А еще через неделю в дом Максима пришла беда. Погиб Петька. Их было четверо. Максим в это время, прислушиваясь к миноискателю, обследовал окраины огородов, выходивших к реке. Днем раньше на этой окраине подорвался на мине сорвавшийся с привязи теленок. Потому-то Максим услышав взрыв, прогремевший на меловой горе у разбитого немецкого танка, не придал ему особого значения и вдруг увидел бегущего к нему соседского мальчишку, бледного и трясущегося. Он срывающимся голосом прохрипел:
- Петьку вашего убило!
У Максима задеревенели ноги, перехватило дыхание.
- Где? – выдохнул он из себя.
- У танка!
Максим знал, что танк и все вокруг него заминировано, но надо было готовить поля к посевной и до танка у него, как говориться, не доходили руки. Петьку тяжело ранило, но он был еще жив. Прежде, чем добраться до него, Максиму пришлось обезвредить шесть мин.

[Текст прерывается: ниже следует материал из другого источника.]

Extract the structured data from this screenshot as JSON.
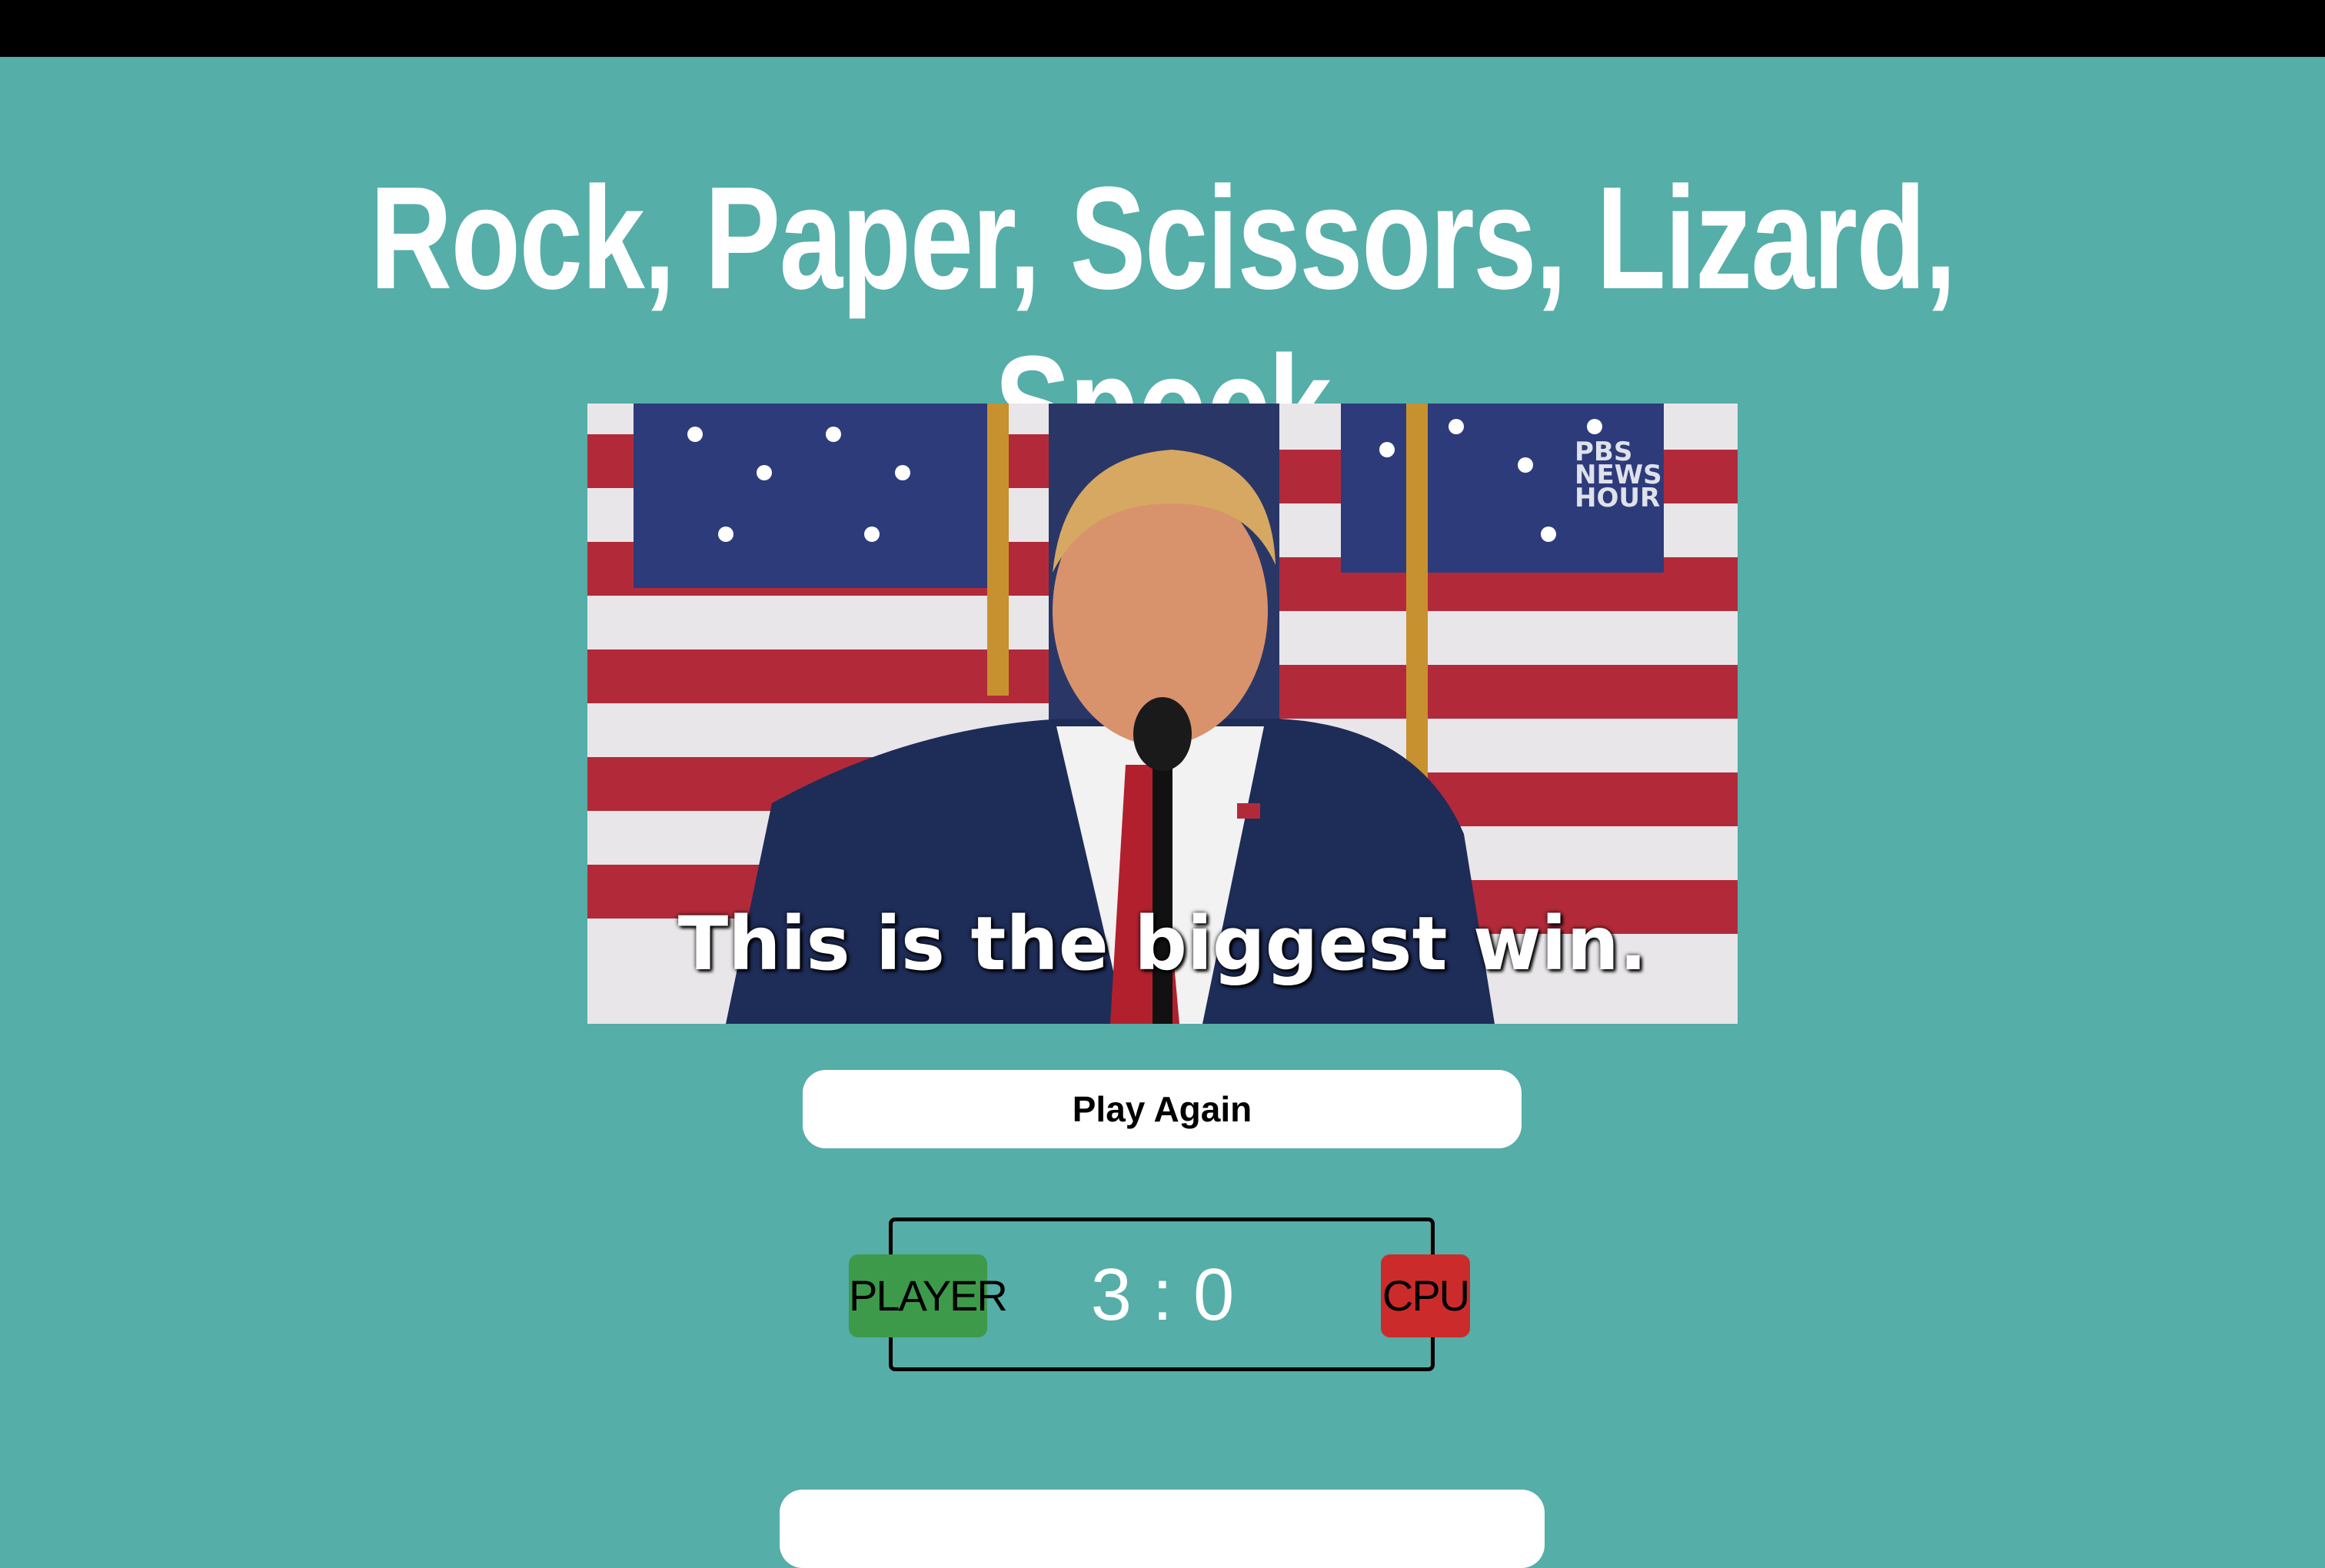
{
  "page": {
    "title": "Rock, Paper, Scissors, Lizard, Spock",
    "background_color": "#55aea8",
    "top_bar_color": "#000000"
  },
  "result_gif": {
    "caption": "This is the biggest win.",
    "watermark": "PBS NEWS HOUR"
  },
  "controls": {
    "play_again_label": "Play Again"
  },
  "scoreboard": {
    "player_label": "PLAYER",
    "cpu_label": "CPU",
    "player_score": "3",
    "separator": ":",
    "cpu_score": "0",
    "player_color": "#3d9a4b",
    "cpu_color": "#cc2b2b"
  }
}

У Петьки были раздроблены обе ноги, изрешечено тело, он тяжело стонал, но был в сознании.
- Максим, я две мины сам снял, а третья вот…, - прошептал он и закрыл глаза.
Максим взвалил Петьку на плечи и, приседая от тяжести, понес домой. Так на плечах у пятнадцатилетнего брата-сапера и умер одиннадцатилетний Петька, неслух и сорвиголова, как говорила о нем мать. Двумя днями позже умерли от ран еще двое мальчишек, в живых остался один, тот, который прибежал к Максиму со страшным известием.
Пройдут десятилетия, и оставленные фашистами боеприпасы унесут в могилу тысячи детских жизней.
«Эхо войны» назовет человечество эти десятилетия.
- Нет, это слишком романтическое название, - выскажет свое несогласие семидесятипятилетний Максим Михайлович, бывший сапер, ставший прототипом этого рассказа, в беседе с автором.
- Было бы справедливо назвать эти годы «кровавый след войны», - с грустью скажет он.